Up until about a year ago, my Twitter feed was married to my Facebook feed. Whenever I tweeted, It would show up on my Facebook wall. On the former, I’d get quick replies from randoms, on the latter, I’d actually have fruitful conversations with friends. It makes sense: if you’re gonna post something, why do it twice? Eventually I fell out of favor with Twitter’s lowering signal-to-noise ratio and uncoupled the two, leaving me to direct specific topics in either direction. So far, the experiment has been fantastic. I post a lot more content exclusively to Facebook and I feel I’m really taking advantage of both feeds for their respective purposes. But as I start to use Facebook more fruitfully, I look at my counterparts across the web and wonder, not really at why they don’t post more exclusively to Facebook, but why they fail to use Facebook to any of its potential.

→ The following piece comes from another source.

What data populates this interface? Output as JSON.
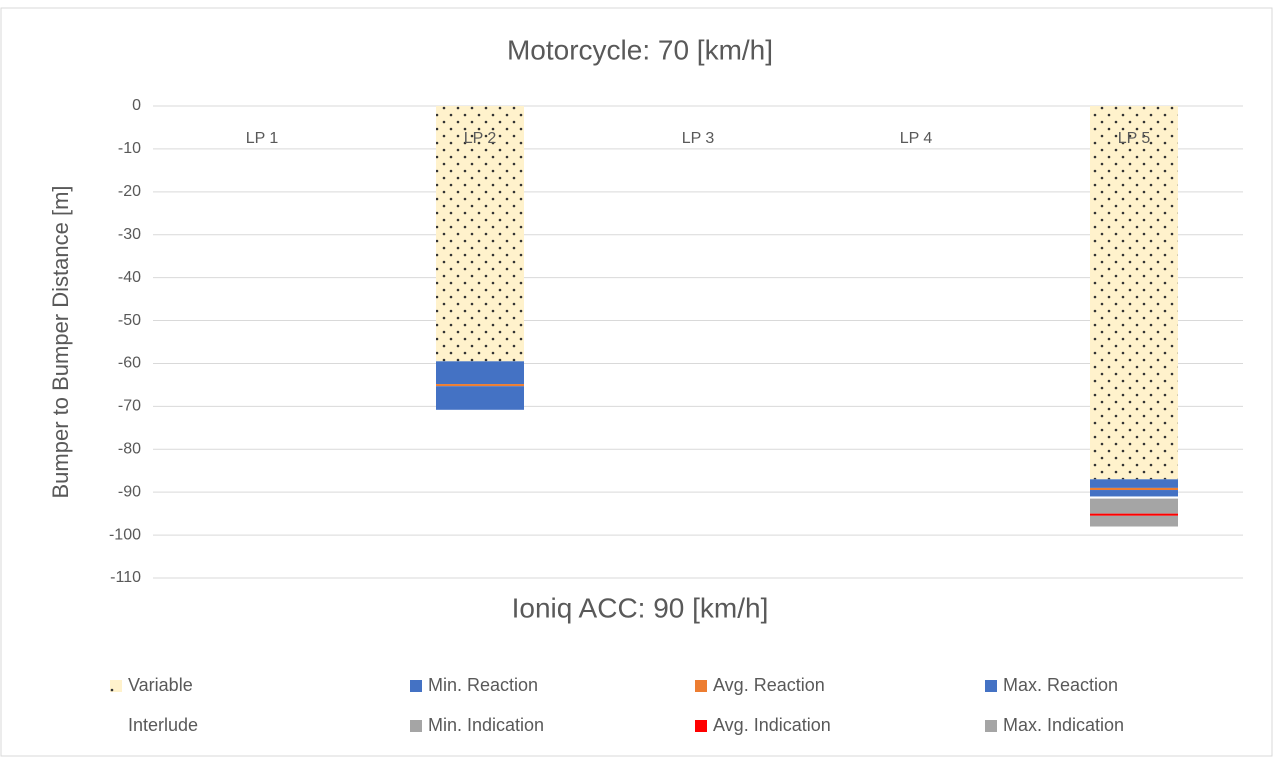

But maybe I’m just not getting the full picture. In the days before Subscriptions, the ability for Facebook users to enter into one-way relationships with followers, in much the same way Twitter works, the idea of becoming a friend with someone like Giant Bomb’s Jeff Gerstmann or The Verge’s Joshua Topolsky was networking. You get to know the people beyond the image they build on their respective website and maybe they get to know you a little bit. You can have genuine conversations with them in a way that wasn’t possible in the days of bulletin boards. But far too many use their Facebook like I once did: as an extra plank to their feeds from elsewhere. They start a Facebook page, link their Twitter or Google+ activity to it, and then never return. So why even bother?
My argument isn’t that people shouldn’t have home bases elsewhere. Some of these journalists and pseudo-celebrities are far more familiar with other networks and, for the sake of time and energy, prefer not to curate exclusive content for each network. It makes a lot of sense. What doesn’t make sense is in creating a full online persona on the world’s largest social network and then sending content there, never to interact with the upwards of thousands of subscribers that pay attention to it. Then, many of these journalists swing around on their web sites and claim to speak authoritatively on how Facebook works and operates as part of their full-time job. In my position here, I already have an opinion on Google+, I don’t need to demonstrate to my followers there that I pretend to care by replicating my content there.